Microsoft Demonstrates Practical Homomorphic Computing
holy_calamity writes "Homomorphic computing makes it possible to compute with encrypted data and get an encrypted result, something that could make cloud services more secure. Such systems have so far been mathematical proofs, but researchers at Microsoft now say that stripped down versions able to only compute certain mathematical functions are efficient enough to be used today. They built prototype software capable of calculating statistical functions using encrypted data and say it could be used for processing medical data while protecting privacy."

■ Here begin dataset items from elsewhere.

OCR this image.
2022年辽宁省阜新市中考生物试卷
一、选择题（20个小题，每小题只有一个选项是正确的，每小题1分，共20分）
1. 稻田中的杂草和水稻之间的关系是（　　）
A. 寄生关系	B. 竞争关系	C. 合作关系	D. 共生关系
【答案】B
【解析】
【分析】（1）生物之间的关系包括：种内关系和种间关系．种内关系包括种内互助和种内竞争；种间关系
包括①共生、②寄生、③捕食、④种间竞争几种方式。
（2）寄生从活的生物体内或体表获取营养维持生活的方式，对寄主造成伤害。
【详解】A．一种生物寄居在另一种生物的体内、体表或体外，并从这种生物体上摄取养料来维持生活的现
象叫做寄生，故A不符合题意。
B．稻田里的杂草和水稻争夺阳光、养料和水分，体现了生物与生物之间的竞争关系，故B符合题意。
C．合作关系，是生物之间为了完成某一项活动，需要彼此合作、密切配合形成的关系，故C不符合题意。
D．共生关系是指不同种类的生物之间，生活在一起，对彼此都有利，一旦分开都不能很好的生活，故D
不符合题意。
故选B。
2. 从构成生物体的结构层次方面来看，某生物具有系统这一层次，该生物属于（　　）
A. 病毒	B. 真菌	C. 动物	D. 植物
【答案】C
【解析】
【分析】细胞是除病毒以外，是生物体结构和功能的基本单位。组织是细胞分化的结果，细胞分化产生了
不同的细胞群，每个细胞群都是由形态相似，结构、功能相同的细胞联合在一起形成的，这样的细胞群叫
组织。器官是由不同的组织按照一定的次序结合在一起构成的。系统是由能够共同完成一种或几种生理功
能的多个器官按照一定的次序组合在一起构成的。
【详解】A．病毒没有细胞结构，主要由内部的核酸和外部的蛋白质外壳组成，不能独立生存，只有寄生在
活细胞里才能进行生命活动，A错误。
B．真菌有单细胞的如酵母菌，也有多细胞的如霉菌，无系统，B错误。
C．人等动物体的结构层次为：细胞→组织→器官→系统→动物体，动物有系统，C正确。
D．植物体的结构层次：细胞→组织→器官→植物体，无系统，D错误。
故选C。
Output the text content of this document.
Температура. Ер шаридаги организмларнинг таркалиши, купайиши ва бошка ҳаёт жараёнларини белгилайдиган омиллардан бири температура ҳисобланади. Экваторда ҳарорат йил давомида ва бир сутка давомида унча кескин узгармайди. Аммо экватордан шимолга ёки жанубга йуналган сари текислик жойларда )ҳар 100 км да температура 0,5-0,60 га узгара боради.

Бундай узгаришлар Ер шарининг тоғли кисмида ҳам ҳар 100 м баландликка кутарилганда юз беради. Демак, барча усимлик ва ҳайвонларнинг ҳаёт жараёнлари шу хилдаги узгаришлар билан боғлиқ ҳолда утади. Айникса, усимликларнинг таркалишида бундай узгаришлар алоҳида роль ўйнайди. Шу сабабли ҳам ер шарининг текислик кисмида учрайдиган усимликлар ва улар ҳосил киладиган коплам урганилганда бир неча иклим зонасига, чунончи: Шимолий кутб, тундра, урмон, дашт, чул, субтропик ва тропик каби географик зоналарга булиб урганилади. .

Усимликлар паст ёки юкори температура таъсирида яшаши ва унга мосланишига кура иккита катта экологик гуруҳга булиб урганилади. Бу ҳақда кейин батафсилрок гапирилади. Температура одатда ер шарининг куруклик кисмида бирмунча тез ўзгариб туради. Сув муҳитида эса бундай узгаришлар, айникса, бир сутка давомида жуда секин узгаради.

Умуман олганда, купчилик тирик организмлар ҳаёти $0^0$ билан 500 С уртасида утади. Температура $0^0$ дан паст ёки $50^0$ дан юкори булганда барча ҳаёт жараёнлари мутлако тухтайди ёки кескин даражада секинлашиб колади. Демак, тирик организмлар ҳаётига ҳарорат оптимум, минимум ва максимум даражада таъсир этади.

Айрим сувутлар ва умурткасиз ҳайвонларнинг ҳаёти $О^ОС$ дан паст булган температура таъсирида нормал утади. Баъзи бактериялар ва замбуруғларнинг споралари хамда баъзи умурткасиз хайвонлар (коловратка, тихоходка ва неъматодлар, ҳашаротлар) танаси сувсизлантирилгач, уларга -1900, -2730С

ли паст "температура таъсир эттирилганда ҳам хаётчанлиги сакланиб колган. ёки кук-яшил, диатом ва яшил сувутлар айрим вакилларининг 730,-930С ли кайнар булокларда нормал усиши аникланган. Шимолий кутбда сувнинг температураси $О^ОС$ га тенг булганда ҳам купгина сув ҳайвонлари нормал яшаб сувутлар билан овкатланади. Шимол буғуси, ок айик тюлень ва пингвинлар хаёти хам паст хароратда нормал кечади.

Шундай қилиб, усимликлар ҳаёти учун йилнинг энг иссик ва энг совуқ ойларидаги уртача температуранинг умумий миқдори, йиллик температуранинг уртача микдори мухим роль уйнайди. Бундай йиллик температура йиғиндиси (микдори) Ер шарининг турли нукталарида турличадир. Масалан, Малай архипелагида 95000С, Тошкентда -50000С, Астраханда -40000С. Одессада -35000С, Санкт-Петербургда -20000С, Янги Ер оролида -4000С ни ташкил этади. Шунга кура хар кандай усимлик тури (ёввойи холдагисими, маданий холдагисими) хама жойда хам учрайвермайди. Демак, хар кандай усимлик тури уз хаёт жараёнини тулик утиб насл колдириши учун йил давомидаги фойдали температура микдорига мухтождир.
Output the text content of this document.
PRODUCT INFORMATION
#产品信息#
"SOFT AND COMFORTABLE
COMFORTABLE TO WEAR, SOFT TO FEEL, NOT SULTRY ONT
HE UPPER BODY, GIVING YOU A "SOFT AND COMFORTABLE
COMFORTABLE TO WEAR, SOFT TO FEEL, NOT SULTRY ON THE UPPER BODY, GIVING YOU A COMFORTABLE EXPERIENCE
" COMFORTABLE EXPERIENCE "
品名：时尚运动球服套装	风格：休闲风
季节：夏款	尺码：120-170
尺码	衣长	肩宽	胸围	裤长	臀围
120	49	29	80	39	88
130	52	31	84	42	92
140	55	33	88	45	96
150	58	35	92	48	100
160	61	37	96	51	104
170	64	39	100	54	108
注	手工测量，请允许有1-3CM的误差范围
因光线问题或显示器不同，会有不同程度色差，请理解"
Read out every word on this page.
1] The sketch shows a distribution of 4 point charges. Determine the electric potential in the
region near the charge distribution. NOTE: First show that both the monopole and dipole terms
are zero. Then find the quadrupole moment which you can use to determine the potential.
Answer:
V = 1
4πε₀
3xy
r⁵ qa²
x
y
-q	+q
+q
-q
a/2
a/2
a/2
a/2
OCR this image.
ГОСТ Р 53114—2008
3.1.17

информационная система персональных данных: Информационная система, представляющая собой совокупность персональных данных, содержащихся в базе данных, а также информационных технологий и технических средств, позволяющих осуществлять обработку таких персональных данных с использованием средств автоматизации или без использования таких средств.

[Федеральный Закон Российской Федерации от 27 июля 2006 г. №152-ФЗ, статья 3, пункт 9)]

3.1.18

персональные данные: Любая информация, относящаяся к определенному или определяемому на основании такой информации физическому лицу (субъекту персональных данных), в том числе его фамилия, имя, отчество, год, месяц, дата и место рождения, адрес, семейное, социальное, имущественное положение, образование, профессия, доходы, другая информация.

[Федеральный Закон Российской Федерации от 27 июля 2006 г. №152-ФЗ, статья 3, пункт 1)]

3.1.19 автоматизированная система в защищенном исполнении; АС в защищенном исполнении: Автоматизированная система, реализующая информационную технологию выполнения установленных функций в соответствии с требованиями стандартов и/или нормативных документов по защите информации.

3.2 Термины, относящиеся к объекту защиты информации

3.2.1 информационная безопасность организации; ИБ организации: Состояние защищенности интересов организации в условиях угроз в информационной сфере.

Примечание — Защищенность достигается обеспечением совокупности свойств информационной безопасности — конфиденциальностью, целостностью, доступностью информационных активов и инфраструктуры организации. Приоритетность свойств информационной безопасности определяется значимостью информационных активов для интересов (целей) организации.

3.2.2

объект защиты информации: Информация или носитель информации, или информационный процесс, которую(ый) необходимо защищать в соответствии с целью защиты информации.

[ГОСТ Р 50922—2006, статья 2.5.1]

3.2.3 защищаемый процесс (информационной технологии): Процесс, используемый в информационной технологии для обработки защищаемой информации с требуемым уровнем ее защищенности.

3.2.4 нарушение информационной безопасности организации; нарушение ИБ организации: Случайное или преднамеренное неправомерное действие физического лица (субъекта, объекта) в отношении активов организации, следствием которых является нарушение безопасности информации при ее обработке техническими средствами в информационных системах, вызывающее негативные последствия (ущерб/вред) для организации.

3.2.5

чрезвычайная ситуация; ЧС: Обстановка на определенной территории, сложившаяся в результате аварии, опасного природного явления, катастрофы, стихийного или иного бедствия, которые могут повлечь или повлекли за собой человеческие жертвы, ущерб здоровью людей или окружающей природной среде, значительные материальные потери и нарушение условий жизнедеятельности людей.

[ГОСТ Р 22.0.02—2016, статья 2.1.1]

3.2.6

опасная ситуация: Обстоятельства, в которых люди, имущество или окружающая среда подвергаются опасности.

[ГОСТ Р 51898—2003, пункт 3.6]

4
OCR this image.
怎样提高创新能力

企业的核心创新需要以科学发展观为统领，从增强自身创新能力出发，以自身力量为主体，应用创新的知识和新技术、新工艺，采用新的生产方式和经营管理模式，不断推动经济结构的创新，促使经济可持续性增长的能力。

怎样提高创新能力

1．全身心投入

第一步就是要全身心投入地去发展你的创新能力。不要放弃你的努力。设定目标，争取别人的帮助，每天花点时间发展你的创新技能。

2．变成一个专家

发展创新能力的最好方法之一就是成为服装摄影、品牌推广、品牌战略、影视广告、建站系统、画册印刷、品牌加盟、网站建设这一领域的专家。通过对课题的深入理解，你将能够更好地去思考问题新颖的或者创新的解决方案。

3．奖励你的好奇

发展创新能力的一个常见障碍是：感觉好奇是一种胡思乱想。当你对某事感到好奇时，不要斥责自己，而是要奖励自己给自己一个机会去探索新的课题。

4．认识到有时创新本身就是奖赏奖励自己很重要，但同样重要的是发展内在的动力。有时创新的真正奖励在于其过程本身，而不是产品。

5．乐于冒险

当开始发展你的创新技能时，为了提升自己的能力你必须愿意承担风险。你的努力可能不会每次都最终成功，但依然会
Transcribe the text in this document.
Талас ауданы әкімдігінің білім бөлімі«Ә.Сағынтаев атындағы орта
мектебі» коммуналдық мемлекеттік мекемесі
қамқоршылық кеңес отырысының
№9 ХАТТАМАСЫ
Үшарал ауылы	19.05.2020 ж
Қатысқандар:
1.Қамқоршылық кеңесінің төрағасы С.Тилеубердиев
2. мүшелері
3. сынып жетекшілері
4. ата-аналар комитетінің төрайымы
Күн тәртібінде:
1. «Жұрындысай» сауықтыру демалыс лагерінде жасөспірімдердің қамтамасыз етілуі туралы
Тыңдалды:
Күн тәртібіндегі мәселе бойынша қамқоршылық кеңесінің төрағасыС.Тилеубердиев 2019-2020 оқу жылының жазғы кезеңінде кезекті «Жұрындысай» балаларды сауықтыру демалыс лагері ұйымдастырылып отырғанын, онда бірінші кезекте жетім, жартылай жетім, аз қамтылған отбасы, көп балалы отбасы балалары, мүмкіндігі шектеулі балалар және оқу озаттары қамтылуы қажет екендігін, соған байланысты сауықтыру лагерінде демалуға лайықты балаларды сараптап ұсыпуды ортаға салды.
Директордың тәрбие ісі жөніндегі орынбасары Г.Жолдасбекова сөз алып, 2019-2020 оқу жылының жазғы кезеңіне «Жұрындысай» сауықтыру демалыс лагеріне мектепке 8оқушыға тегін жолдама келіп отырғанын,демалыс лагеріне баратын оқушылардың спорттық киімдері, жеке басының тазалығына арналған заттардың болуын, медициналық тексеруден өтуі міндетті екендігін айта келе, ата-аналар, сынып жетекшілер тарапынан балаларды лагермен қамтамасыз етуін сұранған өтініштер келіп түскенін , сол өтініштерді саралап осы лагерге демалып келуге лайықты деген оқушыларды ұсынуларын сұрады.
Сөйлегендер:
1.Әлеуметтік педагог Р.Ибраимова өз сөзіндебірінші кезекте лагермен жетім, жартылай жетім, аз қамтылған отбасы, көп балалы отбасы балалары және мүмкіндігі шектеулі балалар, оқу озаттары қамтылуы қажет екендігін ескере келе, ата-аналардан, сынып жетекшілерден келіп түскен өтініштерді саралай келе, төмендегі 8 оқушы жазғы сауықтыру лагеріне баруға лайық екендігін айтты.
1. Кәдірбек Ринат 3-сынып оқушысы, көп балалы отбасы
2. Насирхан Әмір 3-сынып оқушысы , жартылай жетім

This is Microsoft Research we are talking about. They are probably one of the best computational research centers around. I'd trust their security research quite a bit. These are the same people that made a managed code kernel with a native code compiler for .Net just to study how to make OSes in a different, more secure way. It actually did a lot of process isolation in a similar way to how Android does it, but actually predated Android development. As far as I know, that project is still ongoing (it's called Singularity if you are interested and it is quite interesting imho.)
They have many other very innovative and ground breaking research credits to their name, but as other people have mentioned, they are unfortunately more think tank than product development so a lot of times what they come up with isn't really used, at least not by Microsoft. (Note they were also doing multi-touch interaction with their "Surface" research a long time ago too. Some of that actually appears to be getting worked in to Windows 8.)